The European Union (EU) recently announced its plan to boost affordable and clean power supply to Nigerians. As part of efforts to actualise the project, the organisation would invest 165 million euros for the enhancement of solar renewable energy in the country. Head, European Union Delegation to Nigeria and ECOWAS, Ambassador Ketil Karlsen, who disclosed this in Abuja, said: “The EU is investing 165 million euros to promote renewable energy in Nigeria like it is doing worldwide.”
According to Karlsen, “We believe this is a very important part of solution to the lack of sustainable, safe and affordable energy in Nigeria, where there are more than 90 million people without access to electricity. Often times, they have to power their businesses with generators, which make their cost of production higher and make them unable to compete with counterparts from other countries.”
This plan by the EU is commendable. Without doubt, Nigeria’s electricity crisis has worsened over the years and the country is in dire need of alternative sources of energy. From the Electricity Corporation of Nigeria (ECN) to the National Electric Power Authority (NEPA) and now the Power Holding Company of Nigeria (PHCN), the history of power supply in the country has not been enviable.
Electricity supply in Nigeria has been abysmal. Efforts by successive governments to achieve some stability in the sector have not been successful. Nigeria has 23 power generating plants connected to the national grid with the combined capacity to generate 11,165.4 megawatts (MW) of electric power. But the country hardly generates as much as 4,000 MW daily. For a country with a population of about 200 million, the situation is distressing, as the less than 12, 000 megawatts generated, cannot serve a third of the country’s power requirements. To meet the national power needs, the country should generate a minimum of 40,000 megawatts of electricity.
Even among other African countries, Nigeria’s power generation capacity falls far below expectation. Compared with many other countries in Africa, the situation is lamentable. For example, South Africa, with 56 million people, generates as much as 51,309 megawatts while Egypt, with about 100 million people, generates about 24, 700 megawatts.
In 2017, Nigeria was designated the second worst nation in electricity supply, as the power generation dropped to 3, 851 megawatts.
In September 2013, government took a bold step to privatise the power sector by licensing 14 power generation and distribution companies. The government had believed that the liberalisation of the power sector would significantly increase the 4, 000 megawatts being generated.
Unfortunately, the situation has not changed significantly as electricity supply has remained epileptic. Assurances by the present administration that the sector would be fixed have yielded little results. All over the country, businesses have continued to collapse, with the accompanying widespread poverty. Due to the erratic power supply, the manufacturing, agricultural, and mining sectors have adversely been affected.
The Federal Government should embrace other sources of power generation. Countries like Sweden, Costa Rica, Nicaragua, Scotland, Germany, Uruguay, Denmark, China and the United States are using renewable energy. In Africa, Kenya and Morocco are boosting their energy supply with renewable energy.
Early in the year, Israel broke a new record by generating unprecedented amounts of electricity from renewable energy sources.

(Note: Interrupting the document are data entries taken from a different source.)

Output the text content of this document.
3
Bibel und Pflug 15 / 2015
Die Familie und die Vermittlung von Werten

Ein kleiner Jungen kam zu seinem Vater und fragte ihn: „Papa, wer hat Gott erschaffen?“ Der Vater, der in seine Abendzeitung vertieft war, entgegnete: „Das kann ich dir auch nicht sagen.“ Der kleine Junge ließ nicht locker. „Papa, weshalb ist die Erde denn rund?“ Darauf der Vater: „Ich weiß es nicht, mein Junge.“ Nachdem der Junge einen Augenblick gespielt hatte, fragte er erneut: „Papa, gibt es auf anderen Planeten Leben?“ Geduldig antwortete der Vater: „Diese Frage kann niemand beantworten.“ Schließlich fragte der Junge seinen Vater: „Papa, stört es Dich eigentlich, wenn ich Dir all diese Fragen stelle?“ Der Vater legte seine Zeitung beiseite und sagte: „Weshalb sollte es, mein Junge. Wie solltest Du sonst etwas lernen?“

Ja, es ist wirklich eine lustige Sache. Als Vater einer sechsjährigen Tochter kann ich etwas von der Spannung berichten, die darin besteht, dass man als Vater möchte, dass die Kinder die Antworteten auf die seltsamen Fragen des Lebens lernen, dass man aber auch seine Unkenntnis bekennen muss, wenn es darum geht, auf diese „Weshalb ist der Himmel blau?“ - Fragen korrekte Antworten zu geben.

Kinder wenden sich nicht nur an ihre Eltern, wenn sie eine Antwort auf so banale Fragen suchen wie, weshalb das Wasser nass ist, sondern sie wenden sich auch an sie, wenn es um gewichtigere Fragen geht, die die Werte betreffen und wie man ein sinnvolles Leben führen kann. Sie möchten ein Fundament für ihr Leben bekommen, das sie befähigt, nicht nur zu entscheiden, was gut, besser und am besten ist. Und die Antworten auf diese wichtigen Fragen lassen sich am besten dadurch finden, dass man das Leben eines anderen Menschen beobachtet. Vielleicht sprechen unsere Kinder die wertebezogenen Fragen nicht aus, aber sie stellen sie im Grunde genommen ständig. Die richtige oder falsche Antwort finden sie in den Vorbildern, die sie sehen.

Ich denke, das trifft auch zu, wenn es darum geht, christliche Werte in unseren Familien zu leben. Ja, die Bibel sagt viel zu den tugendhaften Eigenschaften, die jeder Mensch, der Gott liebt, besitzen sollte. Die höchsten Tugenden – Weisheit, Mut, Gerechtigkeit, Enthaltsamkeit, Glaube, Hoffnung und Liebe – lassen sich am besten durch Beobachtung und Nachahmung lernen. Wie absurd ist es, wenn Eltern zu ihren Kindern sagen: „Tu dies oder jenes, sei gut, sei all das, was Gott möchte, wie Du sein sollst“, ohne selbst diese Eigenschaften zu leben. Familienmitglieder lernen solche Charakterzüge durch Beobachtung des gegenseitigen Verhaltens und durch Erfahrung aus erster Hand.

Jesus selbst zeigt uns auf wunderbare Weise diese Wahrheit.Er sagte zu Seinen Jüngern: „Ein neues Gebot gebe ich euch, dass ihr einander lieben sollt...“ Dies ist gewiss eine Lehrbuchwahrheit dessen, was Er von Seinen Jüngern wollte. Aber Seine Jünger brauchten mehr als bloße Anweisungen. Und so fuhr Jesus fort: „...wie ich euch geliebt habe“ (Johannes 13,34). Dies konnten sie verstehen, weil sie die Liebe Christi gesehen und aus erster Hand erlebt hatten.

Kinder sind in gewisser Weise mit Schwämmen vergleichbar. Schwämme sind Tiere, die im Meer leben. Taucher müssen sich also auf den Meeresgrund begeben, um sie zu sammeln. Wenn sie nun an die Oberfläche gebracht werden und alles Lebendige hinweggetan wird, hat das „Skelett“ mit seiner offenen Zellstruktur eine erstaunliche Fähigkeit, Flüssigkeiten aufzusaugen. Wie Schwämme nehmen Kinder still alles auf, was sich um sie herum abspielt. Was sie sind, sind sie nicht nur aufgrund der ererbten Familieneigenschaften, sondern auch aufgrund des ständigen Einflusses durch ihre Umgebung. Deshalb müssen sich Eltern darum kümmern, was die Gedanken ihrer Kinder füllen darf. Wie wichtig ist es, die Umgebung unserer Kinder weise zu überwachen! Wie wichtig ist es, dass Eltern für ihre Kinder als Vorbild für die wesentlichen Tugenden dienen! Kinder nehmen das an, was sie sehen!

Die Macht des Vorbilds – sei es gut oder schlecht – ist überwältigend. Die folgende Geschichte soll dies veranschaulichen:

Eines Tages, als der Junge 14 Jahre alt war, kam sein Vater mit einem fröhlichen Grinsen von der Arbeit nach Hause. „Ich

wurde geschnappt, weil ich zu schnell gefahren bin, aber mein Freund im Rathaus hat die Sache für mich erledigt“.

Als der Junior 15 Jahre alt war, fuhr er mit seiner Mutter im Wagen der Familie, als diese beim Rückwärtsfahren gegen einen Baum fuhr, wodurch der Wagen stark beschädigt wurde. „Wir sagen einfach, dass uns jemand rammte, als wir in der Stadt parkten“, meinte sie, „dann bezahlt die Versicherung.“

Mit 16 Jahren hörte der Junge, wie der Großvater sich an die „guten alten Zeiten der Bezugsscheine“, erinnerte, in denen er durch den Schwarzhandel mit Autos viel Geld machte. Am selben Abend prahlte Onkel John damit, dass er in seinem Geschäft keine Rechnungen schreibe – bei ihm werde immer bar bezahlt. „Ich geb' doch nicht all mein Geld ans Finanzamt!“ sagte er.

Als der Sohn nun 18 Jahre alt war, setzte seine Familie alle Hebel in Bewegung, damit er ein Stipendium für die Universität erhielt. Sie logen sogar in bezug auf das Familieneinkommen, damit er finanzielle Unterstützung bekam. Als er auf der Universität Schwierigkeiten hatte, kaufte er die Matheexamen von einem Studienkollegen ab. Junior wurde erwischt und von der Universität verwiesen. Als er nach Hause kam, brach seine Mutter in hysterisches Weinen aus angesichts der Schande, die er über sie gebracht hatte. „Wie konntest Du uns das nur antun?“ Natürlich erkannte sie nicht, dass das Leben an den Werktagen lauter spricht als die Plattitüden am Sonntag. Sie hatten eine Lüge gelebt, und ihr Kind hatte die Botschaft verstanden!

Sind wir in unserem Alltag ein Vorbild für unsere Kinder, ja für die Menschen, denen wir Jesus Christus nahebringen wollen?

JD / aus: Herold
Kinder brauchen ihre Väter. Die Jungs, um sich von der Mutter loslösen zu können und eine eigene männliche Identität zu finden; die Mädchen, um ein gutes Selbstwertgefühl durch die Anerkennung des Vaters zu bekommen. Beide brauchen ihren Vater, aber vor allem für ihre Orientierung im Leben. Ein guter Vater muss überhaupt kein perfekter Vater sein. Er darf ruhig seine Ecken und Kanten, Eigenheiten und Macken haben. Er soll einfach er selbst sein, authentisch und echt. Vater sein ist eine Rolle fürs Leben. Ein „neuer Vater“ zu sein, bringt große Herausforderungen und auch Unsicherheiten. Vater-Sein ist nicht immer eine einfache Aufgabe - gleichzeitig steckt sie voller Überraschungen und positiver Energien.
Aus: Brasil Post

Nigeria can embrace the model employed by Bangladesh. With nearly half of its population without access to electricity, the country introduced the solar home systems (SHS) to provide electricity to households across the country. By May 2017, over four million households in Bangladesh had benefitted from the project. The World Bank has hailed the SHS model of Bangladesh as the fastest growing solar home system programme in the world. The Federal Government should exploit other sources of power generation such as solar, wind and coal.